On my drives to and from the mountains to visit my new “friend”, the radio signal/reception fades in and out. Shuffling through stations I am blown away by the number of songs that if asked if I knew them, I would think no.  And then– songs I do not even know that I know, come on- the music takes me immediately back to a time where I first or last or regularly recall hearing it, and the feelings of that time. AND then– I in fact recall – every – single – word.  All words, lyrics, even the chorus to songs I had forgotten even existed. This seems a perfect metaphor for trauma.


It is like this.  PTSD is like this.  Things happened—confusing and damaging things imprinted on me- events and dynamics, which for so long, I could not identify or fully remember, because I lacked the language, but those traumas (definition of trauma:  deeply distressing experiences too big and difficult to process and manage alone) lived inside of me and shaped me, making it easy and desirable for those I burdened, to judge, label, dismiss me– as angry, peculiar, impossible, dramatic, selfish, lying, troublesome–an outsider. No good.
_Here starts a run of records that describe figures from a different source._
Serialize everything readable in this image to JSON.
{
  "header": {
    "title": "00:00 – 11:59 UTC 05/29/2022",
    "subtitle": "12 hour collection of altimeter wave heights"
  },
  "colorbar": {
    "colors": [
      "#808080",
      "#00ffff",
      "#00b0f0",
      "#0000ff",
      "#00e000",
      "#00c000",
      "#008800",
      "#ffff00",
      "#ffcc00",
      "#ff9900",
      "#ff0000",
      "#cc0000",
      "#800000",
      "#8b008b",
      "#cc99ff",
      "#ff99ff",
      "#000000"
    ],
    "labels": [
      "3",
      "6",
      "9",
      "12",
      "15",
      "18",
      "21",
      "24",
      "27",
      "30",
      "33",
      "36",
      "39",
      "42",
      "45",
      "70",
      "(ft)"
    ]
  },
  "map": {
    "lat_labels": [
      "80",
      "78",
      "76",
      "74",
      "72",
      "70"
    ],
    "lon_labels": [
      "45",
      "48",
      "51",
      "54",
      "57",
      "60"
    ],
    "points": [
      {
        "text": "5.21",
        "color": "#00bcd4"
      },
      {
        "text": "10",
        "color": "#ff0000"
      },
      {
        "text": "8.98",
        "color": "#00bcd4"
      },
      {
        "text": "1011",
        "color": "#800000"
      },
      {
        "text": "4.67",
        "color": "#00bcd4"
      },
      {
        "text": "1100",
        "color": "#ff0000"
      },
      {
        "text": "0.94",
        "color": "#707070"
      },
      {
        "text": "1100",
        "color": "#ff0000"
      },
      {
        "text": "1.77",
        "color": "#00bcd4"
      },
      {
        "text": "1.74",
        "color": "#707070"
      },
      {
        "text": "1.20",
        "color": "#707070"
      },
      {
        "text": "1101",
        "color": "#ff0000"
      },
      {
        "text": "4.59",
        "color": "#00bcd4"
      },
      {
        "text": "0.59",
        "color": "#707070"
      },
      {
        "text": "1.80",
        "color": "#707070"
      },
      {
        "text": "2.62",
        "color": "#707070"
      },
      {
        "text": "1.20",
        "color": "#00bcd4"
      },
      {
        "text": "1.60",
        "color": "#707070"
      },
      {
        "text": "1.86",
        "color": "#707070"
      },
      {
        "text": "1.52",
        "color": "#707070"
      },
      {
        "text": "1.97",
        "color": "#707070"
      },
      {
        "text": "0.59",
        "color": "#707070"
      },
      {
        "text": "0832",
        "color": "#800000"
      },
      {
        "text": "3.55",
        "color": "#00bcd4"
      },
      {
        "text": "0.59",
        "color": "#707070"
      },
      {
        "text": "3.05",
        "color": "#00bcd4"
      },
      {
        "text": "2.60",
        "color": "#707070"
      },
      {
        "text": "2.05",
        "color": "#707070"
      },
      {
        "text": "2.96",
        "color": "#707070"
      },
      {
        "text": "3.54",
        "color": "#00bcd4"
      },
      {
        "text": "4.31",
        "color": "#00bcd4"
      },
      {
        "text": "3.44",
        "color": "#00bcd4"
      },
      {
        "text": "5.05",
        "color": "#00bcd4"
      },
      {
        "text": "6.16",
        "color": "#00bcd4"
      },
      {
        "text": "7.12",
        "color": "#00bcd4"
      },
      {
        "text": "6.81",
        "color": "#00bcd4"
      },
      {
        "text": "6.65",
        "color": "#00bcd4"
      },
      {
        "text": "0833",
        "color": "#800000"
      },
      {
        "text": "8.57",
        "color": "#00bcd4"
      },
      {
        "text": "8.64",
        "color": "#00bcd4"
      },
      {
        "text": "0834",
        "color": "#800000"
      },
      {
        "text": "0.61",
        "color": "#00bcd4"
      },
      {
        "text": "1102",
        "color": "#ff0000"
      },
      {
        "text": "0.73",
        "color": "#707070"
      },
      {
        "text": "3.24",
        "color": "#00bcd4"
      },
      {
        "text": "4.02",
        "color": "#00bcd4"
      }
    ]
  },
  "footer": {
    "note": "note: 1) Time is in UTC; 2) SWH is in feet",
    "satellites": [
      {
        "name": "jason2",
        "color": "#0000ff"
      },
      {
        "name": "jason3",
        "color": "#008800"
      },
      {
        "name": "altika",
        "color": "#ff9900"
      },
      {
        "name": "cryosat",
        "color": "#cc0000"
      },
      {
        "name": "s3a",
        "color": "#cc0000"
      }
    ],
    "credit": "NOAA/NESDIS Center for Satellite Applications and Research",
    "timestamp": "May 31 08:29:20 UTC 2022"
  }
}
And still, decades later, when faced with a person who did the things OR even someone who reminds me of them, I am transported back to a moment of trauma, no longer in the real time- moment, in which technically I am now safe with actual choices.  My body and brain react immediately and intensely to the trigger and enter into fight or flight mode. Because I am reacting to People(fromthe past) who felt inclined and entitled to to make me pay, put me in my place, make me sorry—for interfering with their plan or pleasure. And for judgy people who lack the ability to courageously engage in the work of healing, repairing, and growing, they righteously focus on illumination of a my reaction to pain caused by them— using terms like erratic, deranged…dedicated to undermining, smearing, discrediting me, in a way which makes them feel right, justified… superior. Catherine G Whitney Ghoneim

Attachment and repair are indicated as critical components to raising trusting, resilient children who will thrive in their personal relationships. Healthy Attachment being defined as deep knowing and belief that “I am safe.  I matter. I am real” (as are my feelings and experiences) (even when they differ from yours)).

Am I real?  Am I safe?  Do I matter?  The people older than and in charge of me made certain to insure that, for me, the answer to these three questions was a resounding NO.  Communicating in all variety of ways that:
I am alone and discardable. That–My difficult feelings were unnatural, invalid, unwelcome, inadmissible:  Expressing them in any way placed me in the crosshairs and I was handled accordingly:  typically with mocking, silent treatment, banishment, and shunning.

Thankfully, I no longer worry(too much) about the unhealed people who misunderstand my reflection and healing for a need to rehash and a refusal to forgive, get over, move tf on. However, my need to diminish the shadow of my trauma and grief which falls squarely on my children, matters much more than the opionions of judgers with limited thinking. I am a work in progress. I heal for myself and those who love(with wholesome nurturing love- never desiring to punish) me.

I think in my family of origin as well as the family of my boys’ father, they have confused their retalliations for “natural consequences”. So grateful to now recognize that for what it is.